Microsoft development platform

This month’s update is a little more interesting than usual. We have two updates (both rated critical) for Visual Studio that could lead to a privilege upgrade scenario. And unusually, Microsoft has added Open Source project vulnerabilities from August to November update this month. Critical ranking issues in the OpenSSL cryptographic framework (CVE-2021-3711) is consumed by Microsoft Visual Studio and is therefore considered a significant risk to Visual Studio users. This is a great call from Microsoft and really shows its commitment to this type of open source project. Add this update to your regular developer rollout schedule.

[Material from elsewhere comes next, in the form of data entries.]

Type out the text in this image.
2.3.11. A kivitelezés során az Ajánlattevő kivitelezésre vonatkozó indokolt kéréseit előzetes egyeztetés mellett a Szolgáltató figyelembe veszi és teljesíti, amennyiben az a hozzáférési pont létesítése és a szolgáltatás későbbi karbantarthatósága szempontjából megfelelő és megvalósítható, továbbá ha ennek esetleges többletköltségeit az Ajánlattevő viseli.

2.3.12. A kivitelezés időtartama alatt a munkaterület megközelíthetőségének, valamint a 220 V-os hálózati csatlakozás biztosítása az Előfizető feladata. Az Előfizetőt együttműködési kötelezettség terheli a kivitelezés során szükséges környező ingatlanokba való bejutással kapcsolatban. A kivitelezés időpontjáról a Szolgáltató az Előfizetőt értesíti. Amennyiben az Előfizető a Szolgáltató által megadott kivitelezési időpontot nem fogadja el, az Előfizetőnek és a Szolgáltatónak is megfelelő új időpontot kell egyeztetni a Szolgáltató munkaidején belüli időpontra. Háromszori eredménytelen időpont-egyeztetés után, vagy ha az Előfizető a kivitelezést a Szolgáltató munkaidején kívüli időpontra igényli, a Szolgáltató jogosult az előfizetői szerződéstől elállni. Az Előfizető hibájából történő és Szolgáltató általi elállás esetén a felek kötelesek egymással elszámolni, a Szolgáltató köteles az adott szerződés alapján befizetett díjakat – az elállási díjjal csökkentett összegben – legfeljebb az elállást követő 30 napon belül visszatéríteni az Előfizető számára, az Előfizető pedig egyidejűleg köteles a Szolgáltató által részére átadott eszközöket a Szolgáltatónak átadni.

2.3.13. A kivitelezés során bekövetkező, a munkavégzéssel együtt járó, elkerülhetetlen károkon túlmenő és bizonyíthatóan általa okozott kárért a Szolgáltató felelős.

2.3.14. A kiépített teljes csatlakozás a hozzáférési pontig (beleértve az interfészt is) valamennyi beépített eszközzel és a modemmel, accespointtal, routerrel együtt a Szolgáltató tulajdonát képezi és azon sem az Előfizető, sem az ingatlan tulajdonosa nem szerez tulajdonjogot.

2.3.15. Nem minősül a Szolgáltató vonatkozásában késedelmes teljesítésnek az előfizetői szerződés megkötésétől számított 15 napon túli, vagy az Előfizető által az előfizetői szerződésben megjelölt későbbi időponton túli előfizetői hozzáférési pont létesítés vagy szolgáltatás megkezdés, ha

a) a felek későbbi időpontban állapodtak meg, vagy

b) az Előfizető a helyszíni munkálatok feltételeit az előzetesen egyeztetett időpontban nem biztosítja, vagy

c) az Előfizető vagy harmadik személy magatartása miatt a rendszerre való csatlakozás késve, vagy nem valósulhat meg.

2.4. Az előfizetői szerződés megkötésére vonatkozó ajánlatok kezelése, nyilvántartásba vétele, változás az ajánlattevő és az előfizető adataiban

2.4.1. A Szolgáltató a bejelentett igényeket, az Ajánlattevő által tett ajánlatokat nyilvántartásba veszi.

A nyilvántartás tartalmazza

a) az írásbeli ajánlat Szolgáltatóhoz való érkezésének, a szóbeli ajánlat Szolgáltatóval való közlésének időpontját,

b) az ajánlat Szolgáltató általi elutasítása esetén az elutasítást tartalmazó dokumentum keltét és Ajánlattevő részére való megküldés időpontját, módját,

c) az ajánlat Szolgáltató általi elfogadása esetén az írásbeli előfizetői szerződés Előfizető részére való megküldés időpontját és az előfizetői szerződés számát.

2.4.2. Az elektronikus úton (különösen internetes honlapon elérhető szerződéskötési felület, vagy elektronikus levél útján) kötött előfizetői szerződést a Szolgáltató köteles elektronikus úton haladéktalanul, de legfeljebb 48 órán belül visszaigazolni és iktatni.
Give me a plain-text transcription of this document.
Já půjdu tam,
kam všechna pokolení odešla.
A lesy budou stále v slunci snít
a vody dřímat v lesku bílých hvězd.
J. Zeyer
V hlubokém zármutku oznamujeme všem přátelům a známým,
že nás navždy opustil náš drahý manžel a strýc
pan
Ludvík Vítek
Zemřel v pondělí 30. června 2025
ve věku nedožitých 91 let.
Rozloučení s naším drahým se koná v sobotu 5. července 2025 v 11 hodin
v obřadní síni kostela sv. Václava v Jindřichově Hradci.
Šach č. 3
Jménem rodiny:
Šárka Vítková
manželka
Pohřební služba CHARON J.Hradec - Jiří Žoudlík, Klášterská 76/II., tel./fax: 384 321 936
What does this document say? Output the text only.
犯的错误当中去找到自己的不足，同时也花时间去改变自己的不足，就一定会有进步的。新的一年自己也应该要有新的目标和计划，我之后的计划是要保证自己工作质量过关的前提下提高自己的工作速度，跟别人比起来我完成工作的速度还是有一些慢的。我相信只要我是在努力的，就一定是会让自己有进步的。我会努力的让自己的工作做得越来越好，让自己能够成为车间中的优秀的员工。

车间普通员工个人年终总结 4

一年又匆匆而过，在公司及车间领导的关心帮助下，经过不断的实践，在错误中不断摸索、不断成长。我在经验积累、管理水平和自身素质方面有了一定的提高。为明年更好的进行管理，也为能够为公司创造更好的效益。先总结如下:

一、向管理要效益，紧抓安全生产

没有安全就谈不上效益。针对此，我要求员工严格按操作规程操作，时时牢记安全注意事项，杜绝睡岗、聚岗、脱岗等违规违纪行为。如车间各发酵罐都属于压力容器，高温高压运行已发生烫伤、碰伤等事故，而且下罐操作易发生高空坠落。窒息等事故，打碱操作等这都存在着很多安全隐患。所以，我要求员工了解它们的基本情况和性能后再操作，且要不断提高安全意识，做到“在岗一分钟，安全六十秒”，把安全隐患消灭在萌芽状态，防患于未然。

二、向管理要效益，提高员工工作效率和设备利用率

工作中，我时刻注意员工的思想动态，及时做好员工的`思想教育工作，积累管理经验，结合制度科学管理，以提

Adobe (really Reader only)

This month, Adobe has released three lower-rated issues affecting RoboHelp (APSB21-87), InCopy (APSB21-110) and Creative Cloud desktops (APSB21-111) application. While there is no update for Adobe Reader, we strongly recommend that you test your PDF printing due to changes in the Windows printing system. Also, you may need to check if the automatic update feature still works in Adobe Reader after this month’s update is installed.